Ознакомительная версия.
Георгий Ермо-Николаев рос вне русской среды, такой значительной в тогдашних Берлине, Праге или Париже, где выходили русские журналы и книги, действовали разнообразные эмигрантские общества и союзы. Он не чувствовал себя эмигрантом. Он не мог сказать вслед за Набоковым: «Дайте мне, на любом материке, лес, поле и воздух, напоминающие Петербургскую губернию, и тогда душа вся перевернется», ибо у него просто не было Петербургской губернии.
Приезжая из колледжа, а потом из университета в дядин дом, он находил здесь уют, тепло и ласку, удобную комнату с письменным столом и чучелом совы в углу, поместительную ванную под стеклянным колпаком, с которого осенью сметали палую листву, а зимой – налипающий снег и через который так хорошо было, лежа в горячей воде, смотреть на звездное небо.
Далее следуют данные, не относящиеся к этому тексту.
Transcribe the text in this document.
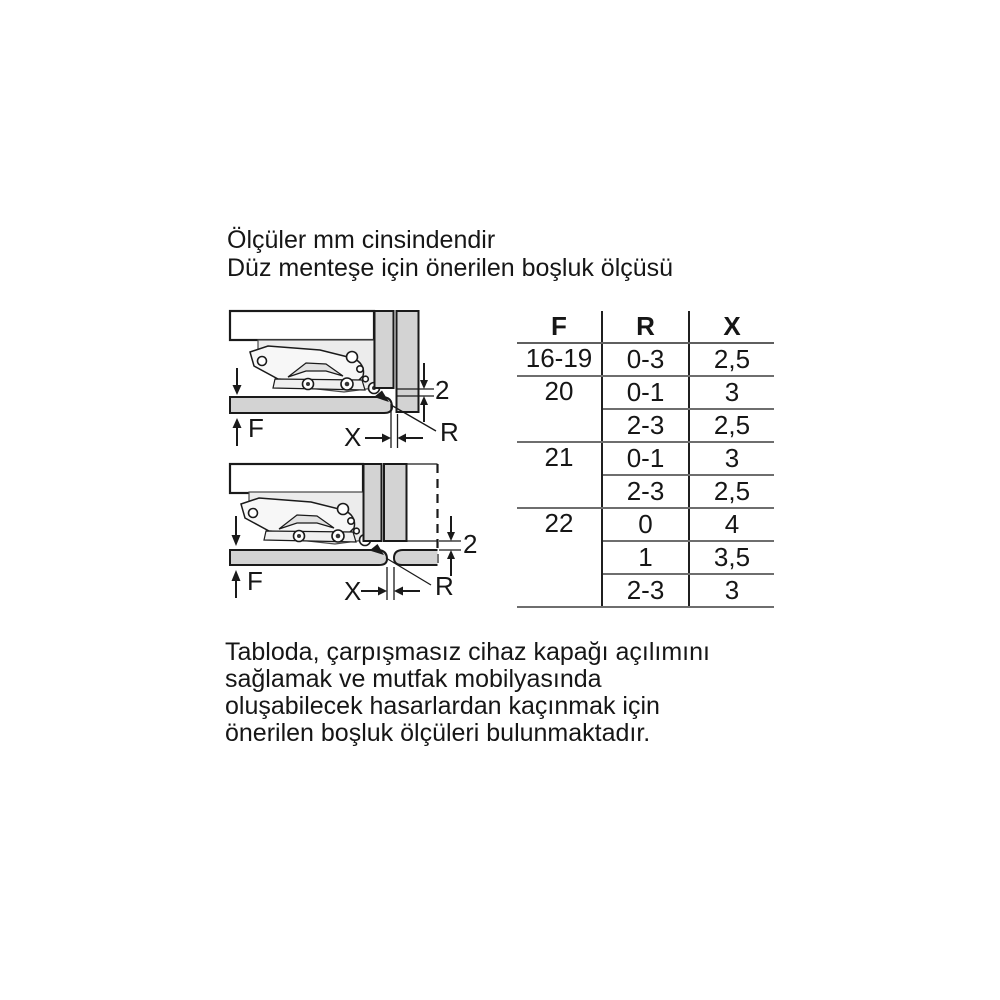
Ölçüler mm cinsindendir
Düz menteşe için önerilen boşluk ölçüsü
F
2
X	R
F
2
X	R
F	R	X
16-19	0-3	2,5
20	0-1	3
	2-3	2,5
21	0-1	3
	2-3	2,5
22	0	4
	1	3,5
	2-3	3
Tabloda, çarpışmasız cihaz kapağı açılımını
sağlamak ve mutfak mobilyasında
oluşabilecek hasarlardan kaçınmak için
önerilen boşluk ölçüleri bulunmaktadır.
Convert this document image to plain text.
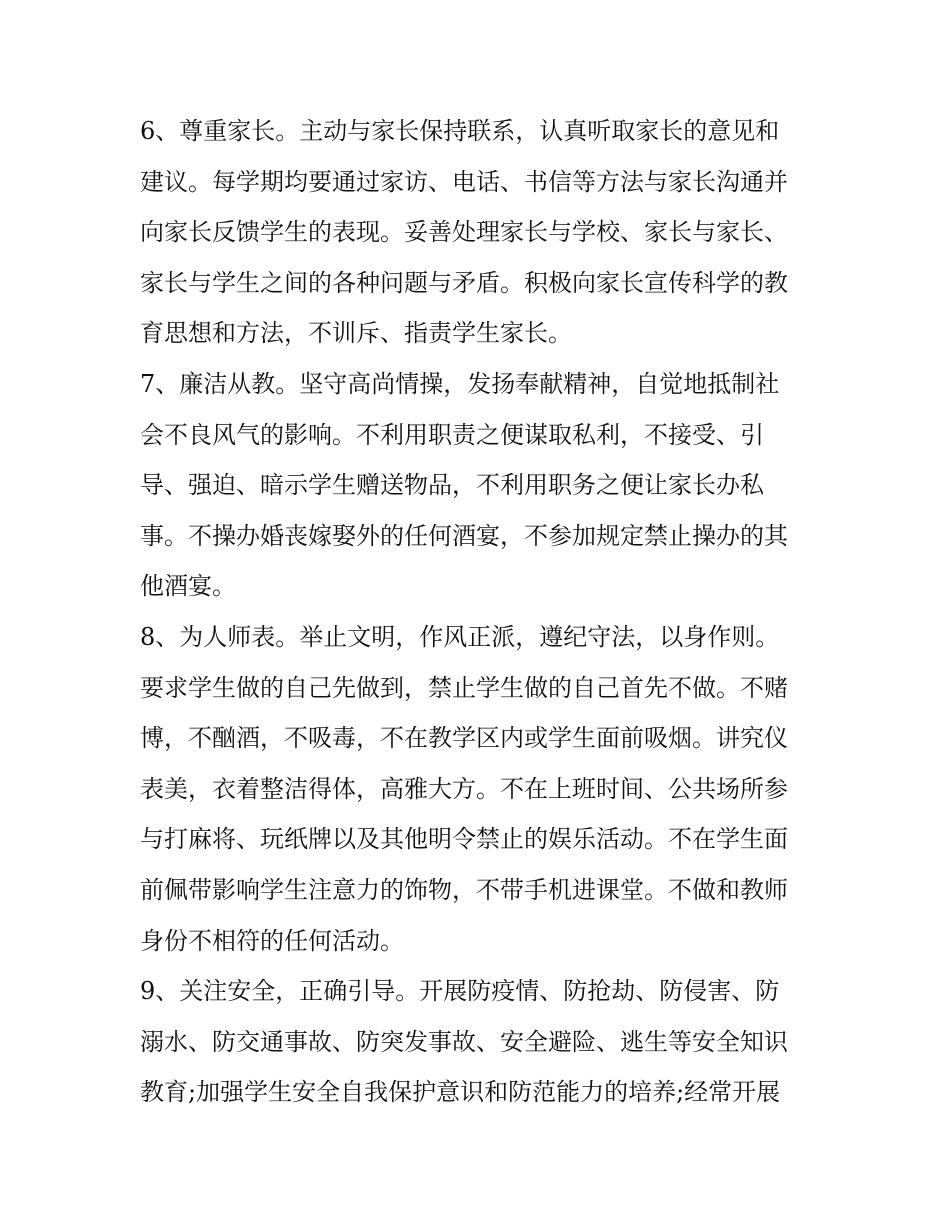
6、尊重家长。主动与家长保持联系，认真听取家长的意见和
建议。每学期均要通过家访、电话、书信等方法与家长沟通并
向家长反馈学生的表现。妥善处理家长与学校、家长与家长、
家长与学生之间的各种问题与矛盾。积极向家长宣传科学的教
育思想和方法，不训斥、指责学生家长。
7、廉洁从教。坚守高尚情操，发扬奉献精神，自觉地抵制社
会不良风气的影响。不利用职责之便谋取私利，不接受、引
导、强迫、暗示学生赠送物品，不利用职务之便让家长办私
事。不操办婚丧嫁娶外的任何酒宴，不参加规定禁止操办的其
他酒宴。
8、为人师表。举止文明，作风正派，遵纪守法，以身作则。
要求学生做的自己先做到，禁止学生做的自己首先不做。不赌
博，不酗酒，不吸毒，不在教学区内或学生面前吸烟。讲究仪
表美，衣着整洁得体，高雅大方。不在上班时间、公共场所参
与打麻将、玩纸牌以及其他明令禁止的娱乐活动。不在学生面
前佩带影响学生注意力的饰物，不带手机进课堂。不做和教师
身份不相符的任何活动。
9、关注安全，正确引导。开展防疫情、防抢劫、防侵害、防
溺水、防交通事故、防突发事故、安全避险、逃生等安全知识
教育;加强学生安全自我保护意识和防范能力的培养;经常开展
Он возвращался к огромному колючему кактусу, невесть как оказавшемуся в этом доме и занимавшему всю середину гостиной: зимой на верхушку кактуса водружали звезду, и он несколько дней играл роль рождественской елки.
Это был его дом, где жили люди, рассказывавшие истории не менее странные и занятные, чем в книжках о героях фронтира, – истории о России, чужой стране. Там мужчины в надушенном белье погибали на эшафотах или на поле брани, покоряли сибирских индейцев, жили во дворцах, украшенных куполами-луковицами, римскими мраморами и очаровательными рабынями, молились суровому Богу, отдаленно напоминавшему Бога пуритан, а женщины с идеально прямыми спинами годами хранили верность своим жестоким мужьям, следуя за ними на каторгу, на бегу останавливали бешеных скифских коней и держали на плечах мир, пока мужчины искали точку опоры – лишь с одной ужасной целью: чтобы перевернуть этот мир…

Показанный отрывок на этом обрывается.